66th Belarusian Mathematical Olympiad

Let $P$ and $Q$ be the projections of $L$ and $N$ onto the line $BC$, respectively. Let $a=BC$, $b=CA$, $c=AB$, let $p$ and $S$ be the half-perimeter and the area of the triangle $ABC$, respectively. Let $X$, $Y$ be the intersection points of the lines $LN$, $MK$ and $BC$, respectively. Without loss of generality we assume that $X$, $Y$ lie on the segment $BC$ (all other positions of these points can be considered in similar way).



It is well known that the radius of the excircle with the center lying opposite to the vertex $C$ is equal to $S/(p-c)$, so $LP=S/(p-c)$. By condition, $A{C}_1=B{C}_1$ and since $N$ is symmetric to $C$ about $C_1$, we have $N{C}_1=C_{1}C$, so $ANBC$ is a parallelogram.
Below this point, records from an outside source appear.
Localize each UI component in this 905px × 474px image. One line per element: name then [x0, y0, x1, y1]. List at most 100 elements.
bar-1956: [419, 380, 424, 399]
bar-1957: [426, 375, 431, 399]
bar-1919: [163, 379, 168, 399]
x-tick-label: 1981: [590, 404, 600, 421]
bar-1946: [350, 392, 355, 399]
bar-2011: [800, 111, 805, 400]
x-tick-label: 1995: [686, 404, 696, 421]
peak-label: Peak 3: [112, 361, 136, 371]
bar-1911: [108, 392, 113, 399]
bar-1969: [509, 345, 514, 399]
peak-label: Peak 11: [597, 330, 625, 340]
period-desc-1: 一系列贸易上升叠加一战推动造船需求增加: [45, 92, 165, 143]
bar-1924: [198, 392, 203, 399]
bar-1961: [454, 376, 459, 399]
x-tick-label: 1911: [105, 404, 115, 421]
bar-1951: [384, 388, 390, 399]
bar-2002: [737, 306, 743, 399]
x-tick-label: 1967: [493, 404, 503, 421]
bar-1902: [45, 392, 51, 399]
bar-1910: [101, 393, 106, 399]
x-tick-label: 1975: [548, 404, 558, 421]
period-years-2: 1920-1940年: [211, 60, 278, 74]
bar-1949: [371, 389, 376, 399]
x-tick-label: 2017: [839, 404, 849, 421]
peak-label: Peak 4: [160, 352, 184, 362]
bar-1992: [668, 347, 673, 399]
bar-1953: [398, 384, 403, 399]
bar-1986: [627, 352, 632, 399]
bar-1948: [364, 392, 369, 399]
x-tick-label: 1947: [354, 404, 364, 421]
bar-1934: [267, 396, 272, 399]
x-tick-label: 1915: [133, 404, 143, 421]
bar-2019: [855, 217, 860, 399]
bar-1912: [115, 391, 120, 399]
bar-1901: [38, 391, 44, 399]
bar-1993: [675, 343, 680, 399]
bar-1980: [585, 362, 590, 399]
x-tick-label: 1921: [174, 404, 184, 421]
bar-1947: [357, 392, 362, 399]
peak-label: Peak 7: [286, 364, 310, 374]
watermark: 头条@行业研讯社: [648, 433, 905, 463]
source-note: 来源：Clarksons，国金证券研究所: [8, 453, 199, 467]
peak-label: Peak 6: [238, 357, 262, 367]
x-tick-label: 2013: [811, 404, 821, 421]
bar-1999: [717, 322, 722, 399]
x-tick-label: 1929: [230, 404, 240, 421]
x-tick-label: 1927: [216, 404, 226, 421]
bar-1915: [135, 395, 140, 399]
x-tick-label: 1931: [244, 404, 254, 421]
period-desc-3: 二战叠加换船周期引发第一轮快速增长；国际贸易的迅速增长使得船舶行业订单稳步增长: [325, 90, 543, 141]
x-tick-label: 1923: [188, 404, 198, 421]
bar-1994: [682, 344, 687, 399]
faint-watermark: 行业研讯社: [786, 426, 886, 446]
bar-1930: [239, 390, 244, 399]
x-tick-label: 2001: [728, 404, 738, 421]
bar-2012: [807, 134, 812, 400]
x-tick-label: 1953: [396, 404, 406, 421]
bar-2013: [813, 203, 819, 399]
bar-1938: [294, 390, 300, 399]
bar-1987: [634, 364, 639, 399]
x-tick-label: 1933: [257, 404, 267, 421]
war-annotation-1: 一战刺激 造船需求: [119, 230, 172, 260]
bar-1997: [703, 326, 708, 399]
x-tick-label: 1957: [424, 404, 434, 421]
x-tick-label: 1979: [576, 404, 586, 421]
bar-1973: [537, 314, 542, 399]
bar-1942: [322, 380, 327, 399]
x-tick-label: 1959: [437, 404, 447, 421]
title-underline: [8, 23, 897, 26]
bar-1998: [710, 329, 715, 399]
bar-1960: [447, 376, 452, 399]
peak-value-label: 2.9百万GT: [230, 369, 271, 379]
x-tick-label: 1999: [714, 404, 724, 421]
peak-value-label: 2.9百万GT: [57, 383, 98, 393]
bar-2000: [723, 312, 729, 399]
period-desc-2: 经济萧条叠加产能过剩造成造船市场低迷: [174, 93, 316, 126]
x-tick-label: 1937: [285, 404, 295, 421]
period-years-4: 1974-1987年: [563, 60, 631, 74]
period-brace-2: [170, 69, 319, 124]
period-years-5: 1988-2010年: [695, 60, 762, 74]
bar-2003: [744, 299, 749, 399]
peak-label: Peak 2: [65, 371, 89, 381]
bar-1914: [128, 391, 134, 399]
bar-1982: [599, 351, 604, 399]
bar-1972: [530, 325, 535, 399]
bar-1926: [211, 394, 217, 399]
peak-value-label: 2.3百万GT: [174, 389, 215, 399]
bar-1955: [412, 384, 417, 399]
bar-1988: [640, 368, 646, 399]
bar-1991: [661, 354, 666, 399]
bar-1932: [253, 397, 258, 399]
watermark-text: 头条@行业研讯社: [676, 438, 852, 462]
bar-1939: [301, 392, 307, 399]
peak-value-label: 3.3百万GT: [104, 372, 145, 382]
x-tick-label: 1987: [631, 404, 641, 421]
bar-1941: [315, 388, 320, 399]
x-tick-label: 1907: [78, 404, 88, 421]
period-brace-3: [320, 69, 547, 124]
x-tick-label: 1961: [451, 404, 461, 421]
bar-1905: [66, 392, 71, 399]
If $AH$ is the altitude of $ABC$, then $NQ=AH=2S/a$. Since $CP=p$, $CB=a$, we have $BP=p-a$. From the equality of the triangles $CHA$ and $BQN$ it follows that $BQ=CH=b\cos \angle C$. Since $LP\parallel NQ$, we see that $△XLP\sim △XNQ$. Then $\frac{XP}{XQ}=\frac{LP}{NQ}$. Let $BX=x$, then

$$\frac{x+p-a}{x+b\cos \angle C}=\frac{S/(p-c)}{2S/a}\Rightarrow x=\frac{2(p-c)(p-a)-ab\cos \angle C}{c-b}$$

Similarly, if $y=CY$, then $y=\frac{2(p-b)(p-a)-ac\cos \angle B}{b-c}$. To prove the required statement, it suffices to show that $x+y=a$. Indeed,

$$\begin{array}{rl}x+y& =\frac{2(p-c)(p-a)-ab\cos \angle C}{c-b}+\frac{2(p-b)(p-a)-ac\cos \angle B}{b-c}=\\ & =\frac{2(p-c)(p-a)-2(p-b)(p-a)+ac\cos \angle B-ab\cos \angle C}{c-b}=\\ & =\frac{2(b-c)(p-a)+ac\cdot \frac{a^2+c^2-b^2}{2ac}-ab\cdot \frac{a^2+b^2-c^2}{2ab}}{c-b}=\\ & =\frac{(b-c)(b+c-a)+c^2-b^2}{c-b}=\frac{a(c-b)}{c-b}=a.\end{array}$$